We all know that the more we try to convert someone who doesn’t want to be converted, the more that person is likely to dig their proverbial heels in tighter. Whether we are trying to talk someone into eating healthier, changing religions, or choosing a particular presidential candidate, it’s just futile to try. It’s like receiving unsolicited advice. It’s icky, rude, and unwelcomed.

With this in mind, I have refrained from posting my political beliefs on my Facebook not because I worry what people might think of me (those of your that know me know that I don’t really care what others think of me! I’ve outgrown that thank God). I have refrained mostly because when I see others’ political posts, I just keep scrolling. Just like when I see posts about religion and “like and share if you love Jesus” or “like and share if you love tacos”.  Even “If you love your daughter like and share.” Well my daughter already knows I love her, does it mean I stopped if I don’t “like and share?” Who cares??! No one cares. And if I don’t like Jesus or tacos and don’t “like and share”,  does anyone notice I’ve ignored your suggestions? Of course not, because we all just keep going along our merry way.

I learned my lesson about posting my beliefs after one of the many tragic shootings. I realized nothing I said was going to change anyone’s minds. I only incited hatred and vitriol, not open-mindedness.
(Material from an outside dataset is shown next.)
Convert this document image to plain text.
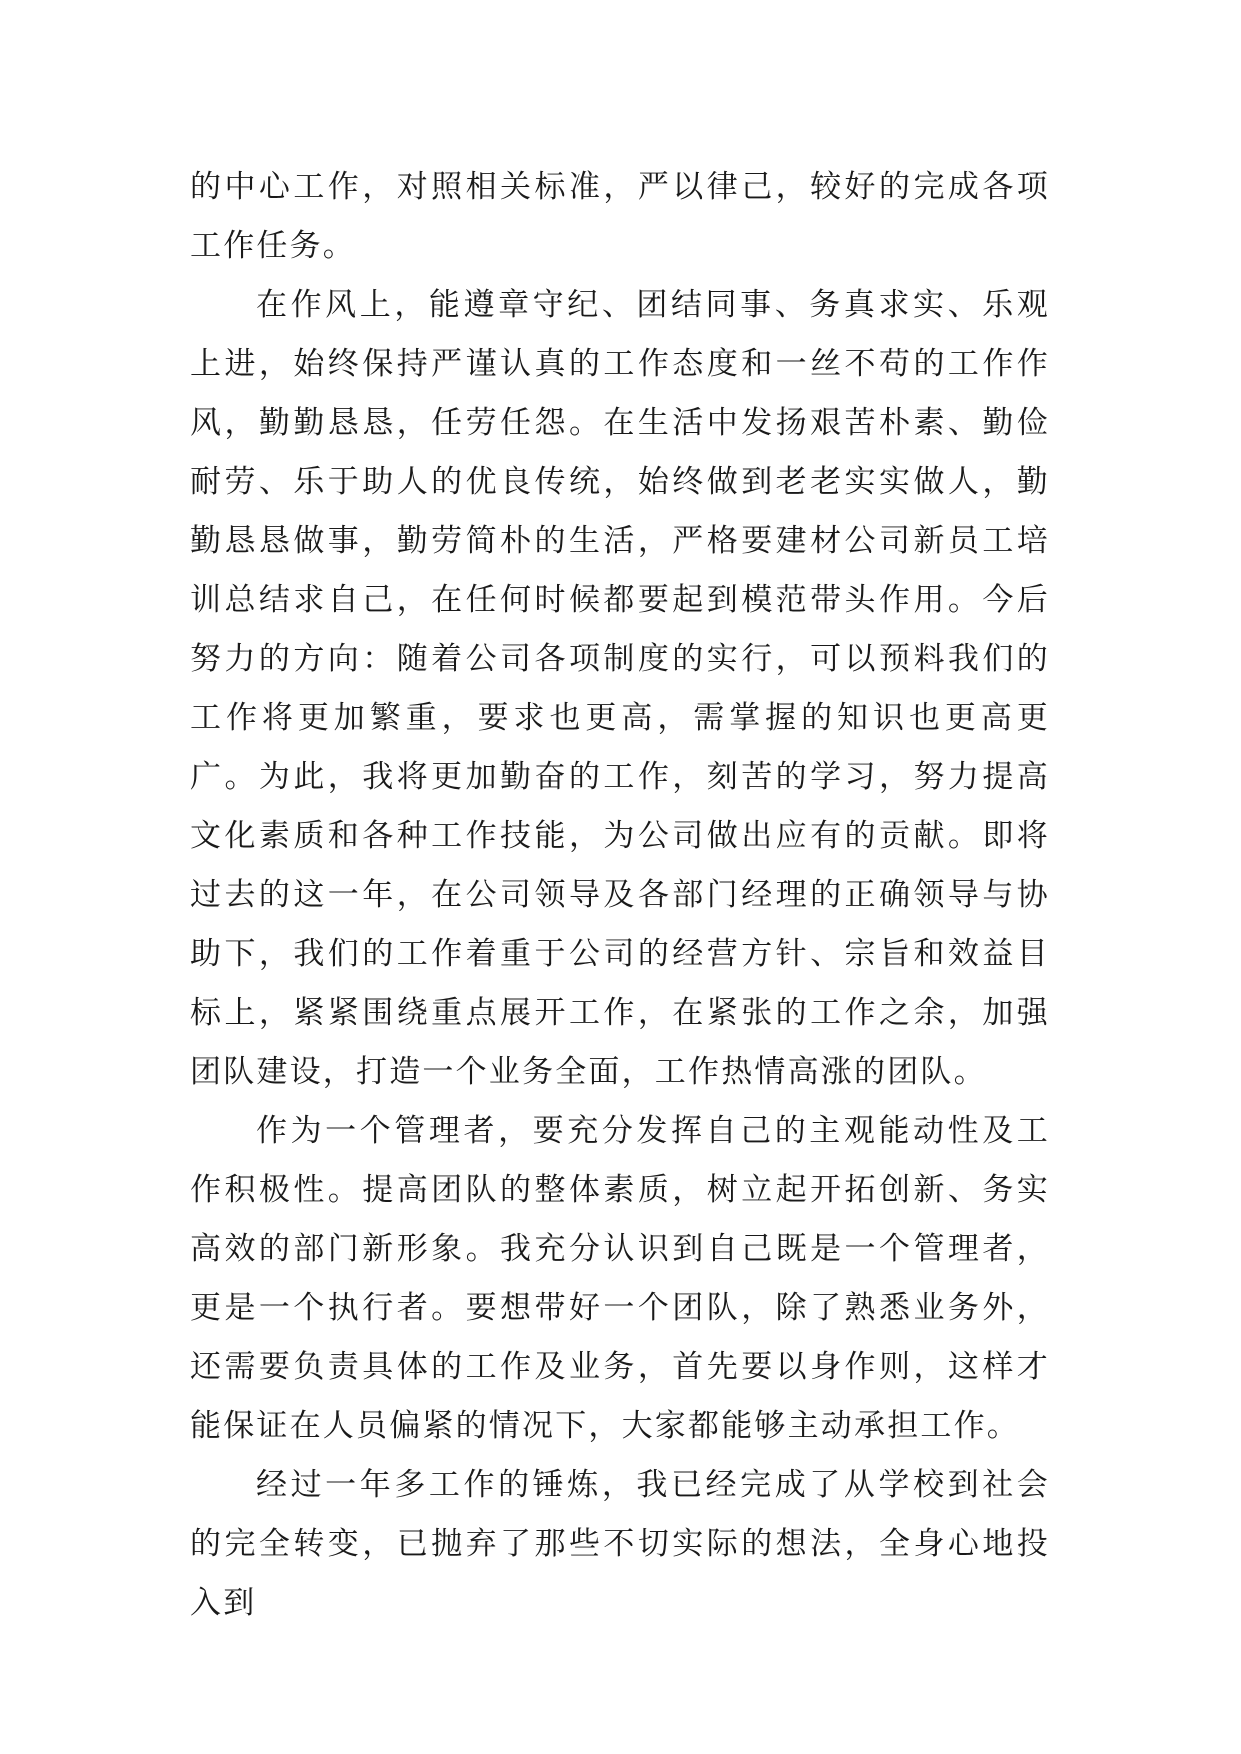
的中心工作，对照相关标准，严以律己，较好的完成各项工作任务。

在作风上，能遵章守纪、团结同事、务真求实、乐观上进，始终保持严谨认真的工作态度和一丝不苟的工作作风，勤勤恳恳，任劳任怨。在生活中发扬艰苦朴素、勤俭耐劳、乐于助人的优良传统，始终做到老老实实做人，勤勤恳恳做事，勤劳简朴的生活，严格要建材公司新员工培训总结求自己，在任何时候都要起到模范带头作用。今后努力的方向：随着公司各项制度的实行，可以预料我们的工作将更加繁重，要求也更高，需掌握的知识也更高更广。为此，我将更加勤奋的工作，刻苦的学习，努力提高文化素质和各种工作技能，为公司做出应有的贡献。即将过去的这一年，在公司领导及各部门经理的正确领导与协助下，我们的工作着重于公司的经营方针、宗旨和效益目标上，紧紧围绕重点展开工作，在紧张的工作之余，加强团队建设，打造一个业务全面，工作热情高涨的团队。

作为一个管理者，要充分发挥自己的主观能动性及工作积极性。提高团队的整体素质，树立起开拓创新、务实高效的部门新形象。我充分认识到自己既是一个管理者，更是一个执行者。要想带好一个团队，除了熟悉业务外，还需要负责具体的工作及业务，首先要以身作则，这样才能保证在人员偏紧的情况下，大家都能够主动承担工作。

经过一年多工作的锤炼，我已经完成了从学校到社会的完全转变，已抛弃了那些不切实际的想法，全身心地投入到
I think that’s what prompted me to start this blog. There is a time and a place for everything, and maybe Facebook isn’t the place for rants and raves. Sometimes they’re fun to read–sometimes they’re witty, sometimes, they’re snarky and mean, but I’ve seen posts that go back and forth endlessly without accomplishing anything, but for some reason, you keep reading them.  It’s kind of like passing a car wreck and hoping you don’t see any blood, but secretly hoping you do so it makes being stuck in traffic more exciting.

Like all of you, I have loads of opinions on things and I expect many of you to disagree with me. How boring it would be if we all thought alike??